I worked through several designs of a gateway as a separate modular model before finalising the design of a combined tower and gateway. I mentioned in the last post that Troy was an endless building project in the Bronze Age. The wall that sticks out on left of the tower is an indication of that. The South Tower of Troy VI was built on top of the existing curtain wall, immediately flanking the gateway. This was much closer to the gate than the position of the previous tower. The protruding wall can be seen as the remains of that earlier tower. It’s always fun to include interesting features such as these that, in this case, made the fortifications of Troy VI what they were. Another minor detail are the flagstones in the centre of the thoroughfare. The model only has a few but they represent the slabs over the drain that ran down the middle of the paved street.

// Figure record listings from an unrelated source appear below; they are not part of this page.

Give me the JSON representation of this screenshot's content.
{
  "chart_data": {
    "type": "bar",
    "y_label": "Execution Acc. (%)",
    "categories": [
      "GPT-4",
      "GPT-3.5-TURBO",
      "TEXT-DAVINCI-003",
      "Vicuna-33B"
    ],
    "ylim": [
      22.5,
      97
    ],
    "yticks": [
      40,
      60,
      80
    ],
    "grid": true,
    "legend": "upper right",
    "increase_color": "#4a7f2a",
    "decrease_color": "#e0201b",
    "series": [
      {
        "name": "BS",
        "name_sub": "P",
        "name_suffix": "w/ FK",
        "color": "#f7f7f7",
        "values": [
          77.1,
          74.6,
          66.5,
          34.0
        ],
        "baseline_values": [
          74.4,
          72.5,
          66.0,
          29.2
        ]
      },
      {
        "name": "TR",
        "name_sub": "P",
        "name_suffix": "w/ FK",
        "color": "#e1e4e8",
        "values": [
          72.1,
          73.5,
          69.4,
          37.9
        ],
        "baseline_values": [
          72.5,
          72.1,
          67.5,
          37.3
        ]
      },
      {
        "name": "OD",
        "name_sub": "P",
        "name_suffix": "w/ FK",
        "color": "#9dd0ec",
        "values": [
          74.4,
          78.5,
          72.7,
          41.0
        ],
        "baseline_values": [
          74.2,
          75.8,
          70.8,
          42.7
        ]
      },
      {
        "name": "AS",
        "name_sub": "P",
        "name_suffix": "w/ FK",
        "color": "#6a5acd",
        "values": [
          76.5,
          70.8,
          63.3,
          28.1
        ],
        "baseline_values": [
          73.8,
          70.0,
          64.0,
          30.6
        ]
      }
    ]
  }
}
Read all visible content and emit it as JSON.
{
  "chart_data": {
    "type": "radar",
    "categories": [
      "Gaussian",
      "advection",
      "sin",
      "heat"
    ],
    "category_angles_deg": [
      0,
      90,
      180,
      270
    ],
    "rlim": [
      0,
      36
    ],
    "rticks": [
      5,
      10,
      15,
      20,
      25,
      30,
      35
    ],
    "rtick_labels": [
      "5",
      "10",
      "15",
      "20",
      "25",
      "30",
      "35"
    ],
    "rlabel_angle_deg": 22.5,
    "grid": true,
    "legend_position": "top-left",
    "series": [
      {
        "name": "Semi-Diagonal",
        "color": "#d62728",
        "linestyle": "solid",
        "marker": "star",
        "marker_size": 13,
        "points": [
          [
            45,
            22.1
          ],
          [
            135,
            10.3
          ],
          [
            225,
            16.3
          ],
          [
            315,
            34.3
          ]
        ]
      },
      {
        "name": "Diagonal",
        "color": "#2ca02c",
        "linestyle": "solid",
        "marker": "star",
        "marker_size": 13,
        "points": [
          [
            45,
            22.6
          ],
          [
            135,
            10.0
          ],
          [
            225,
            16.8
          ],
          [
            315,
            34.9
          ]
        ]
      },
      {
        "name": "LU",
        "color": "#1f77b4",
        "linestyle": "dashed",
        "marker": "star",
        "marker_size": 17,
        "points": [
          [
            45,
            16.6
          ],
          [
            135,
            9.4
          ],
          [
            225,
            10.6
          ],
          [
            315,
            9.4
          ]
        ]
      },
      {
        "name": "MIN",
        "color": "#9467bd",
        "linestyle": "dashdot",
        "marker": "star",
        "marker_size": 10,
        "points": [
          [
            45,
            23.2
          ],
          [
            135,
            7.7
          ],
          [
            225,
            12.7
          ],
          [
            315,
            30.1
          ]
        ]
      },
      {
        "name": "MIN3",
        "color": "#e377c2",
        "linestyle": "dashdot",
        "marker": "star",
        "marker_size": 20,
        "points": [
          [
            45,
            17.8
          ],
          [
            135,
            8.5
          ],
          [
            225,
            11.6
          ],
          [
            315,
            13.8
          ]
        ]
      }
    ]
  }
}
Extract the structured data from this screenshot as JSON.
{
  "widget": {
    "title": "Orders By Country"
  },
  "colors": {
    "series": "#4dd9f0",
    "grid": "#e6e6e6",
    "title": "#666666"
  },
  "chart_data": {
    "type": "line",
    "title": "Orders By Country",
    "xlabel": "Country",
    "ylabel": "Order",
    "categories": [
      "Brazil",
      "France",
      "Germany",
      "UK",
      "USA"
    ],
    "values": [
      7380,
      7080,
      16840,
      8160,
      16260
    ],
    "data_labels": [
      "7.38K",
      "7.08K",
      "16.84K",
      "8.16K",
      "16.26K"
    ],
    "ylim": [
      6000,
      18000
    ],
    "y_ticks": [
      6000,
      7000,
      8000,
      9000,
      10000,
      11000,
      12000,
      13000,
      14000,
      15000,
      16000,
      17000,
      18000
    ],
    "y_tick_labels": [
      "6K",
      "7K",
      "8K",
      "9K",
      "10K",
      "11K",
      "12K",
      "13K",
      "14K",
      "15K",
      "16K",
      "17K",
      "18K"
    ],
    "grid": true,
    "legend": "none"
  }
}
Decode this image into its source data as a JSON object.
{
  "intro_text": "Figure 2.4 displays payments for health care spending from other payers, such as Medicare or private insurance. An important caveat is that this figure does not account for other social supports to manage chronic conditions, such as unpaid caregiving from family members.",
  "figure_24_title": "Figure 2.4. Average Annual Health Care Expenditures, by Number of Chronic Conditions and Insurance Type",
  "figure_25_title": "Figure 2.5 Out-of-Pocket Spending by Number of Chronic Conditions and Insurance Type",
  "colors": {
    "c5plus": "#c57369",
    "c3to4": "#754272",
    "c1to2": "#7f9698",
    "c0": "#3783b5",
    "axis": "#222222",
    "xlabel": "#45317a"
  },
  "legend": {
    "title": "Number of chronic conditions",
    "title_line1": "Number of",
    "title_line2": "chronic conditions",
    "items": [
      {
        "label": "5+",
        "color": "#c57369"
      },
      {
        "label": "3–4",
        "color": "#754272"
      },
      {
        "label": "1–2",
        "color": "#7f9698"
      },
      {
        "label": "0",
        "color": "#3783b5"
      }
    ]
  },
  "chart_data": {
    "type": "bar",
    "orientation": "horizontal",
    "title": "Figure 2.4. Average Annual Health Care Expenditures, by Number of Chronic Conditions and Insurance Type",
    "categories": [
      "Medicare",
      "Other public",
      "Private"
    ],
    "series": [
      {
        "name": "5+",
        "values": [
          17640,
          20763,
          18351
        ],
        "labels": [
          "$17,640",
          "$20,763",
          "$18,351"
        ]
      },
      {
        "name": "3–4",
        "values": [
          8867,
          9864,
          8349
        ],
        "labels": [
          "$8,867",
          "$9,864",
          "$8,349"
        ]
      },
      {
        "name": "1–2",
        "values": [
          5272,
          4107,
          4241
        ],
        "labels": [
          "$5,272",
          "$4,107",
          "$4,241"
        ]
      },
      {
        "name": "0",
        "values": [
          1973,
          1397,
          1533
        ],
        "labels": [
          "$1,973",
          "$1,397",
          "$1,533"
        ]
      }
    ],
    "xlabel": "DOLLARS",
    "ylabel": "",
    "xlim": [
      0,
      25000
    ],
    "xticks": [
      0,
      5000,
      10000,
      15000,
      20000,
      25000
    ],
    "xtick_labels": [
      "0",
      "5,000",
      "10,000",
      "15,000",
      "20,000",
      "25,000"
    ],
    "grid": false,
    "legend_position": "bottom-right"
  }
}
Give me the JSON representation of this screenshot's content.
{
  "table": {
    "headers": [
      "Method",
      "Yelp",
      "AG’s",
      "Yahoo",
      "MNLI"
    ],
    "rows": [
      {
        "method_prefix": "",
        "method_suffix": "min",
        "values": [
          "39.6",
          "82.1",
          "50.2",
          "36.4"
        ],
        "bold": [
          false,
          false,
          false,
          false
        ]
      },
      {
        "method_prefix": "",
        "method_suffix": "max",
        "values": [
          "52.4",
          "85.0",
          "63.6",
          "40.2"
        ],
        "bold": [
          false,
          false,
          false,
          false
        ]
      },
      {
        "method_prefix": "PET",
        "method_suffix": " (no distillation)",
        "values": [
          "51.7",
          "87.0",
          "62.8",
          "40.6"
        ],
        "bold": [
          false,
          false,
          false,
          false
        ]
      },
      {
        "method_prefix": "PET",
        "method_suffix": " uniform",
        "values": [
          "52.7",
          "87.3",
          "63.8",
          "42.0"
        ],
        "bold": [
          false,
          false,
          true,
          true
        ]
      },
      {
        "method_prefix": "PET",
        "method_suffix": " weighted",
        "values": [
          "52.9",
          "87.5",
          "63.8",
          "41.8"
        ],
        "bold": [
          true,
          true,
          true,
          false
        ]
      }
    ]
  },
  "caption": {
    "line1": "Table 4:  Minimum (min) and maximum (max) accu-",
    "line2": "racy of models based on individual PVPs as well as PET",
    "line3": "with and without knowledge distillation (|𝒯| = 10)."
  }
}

There are many who believe that this is Homer’s famous Scaean Gate. The gate is such a feature of the Iliad that there is, of course, a huge desire to locate it. Whether it is or not, the South Gate was the principle gate of Troy’s citadel with the main roadway leading to the summit of the mound behind.
It should be noted that, quite surprisingly, there is lack of evidence of a portal in the opening – there are no pivot holes. As a result, there is no general consensus as to where the gates would have been positioned – and the sloped face of the curtain wall complicates things even more. Donato and Sarah Spedaliere’s illustration in Osprey Publishing’s book on the fortifications of Troy in keeping with Nic Field’s narrative, has the gates towards the internal face of the curtain wall. This may have given attackers the opportunity of cover under the lintel from missile fire from the ramparts above. I brought mine further forward – although not as far forward as Peter Connolly in his illustration of the South Tower where he adds vertical gate posts. My gateway borrows quite liberally from the remains of Mycenae’s Lion Gate. The lintel is smaller but similar to the Lion Gate’s. The idea is that when the South Tower was added it covered the original lintel slightly – although I’ve attempted not to make the stone lintel look too unsymmetrical. Of course, the lintel could have been made of timber (but that’s not so cool).
The Spedalieres’ tower is also shorter than Connolly’s by a whole storey with the stonework only up to a lower level – similar to my earlier design. For tabletop gaming, I think the choice of height is obvious. Big is beautiful. These are the great walls of Troy, after all.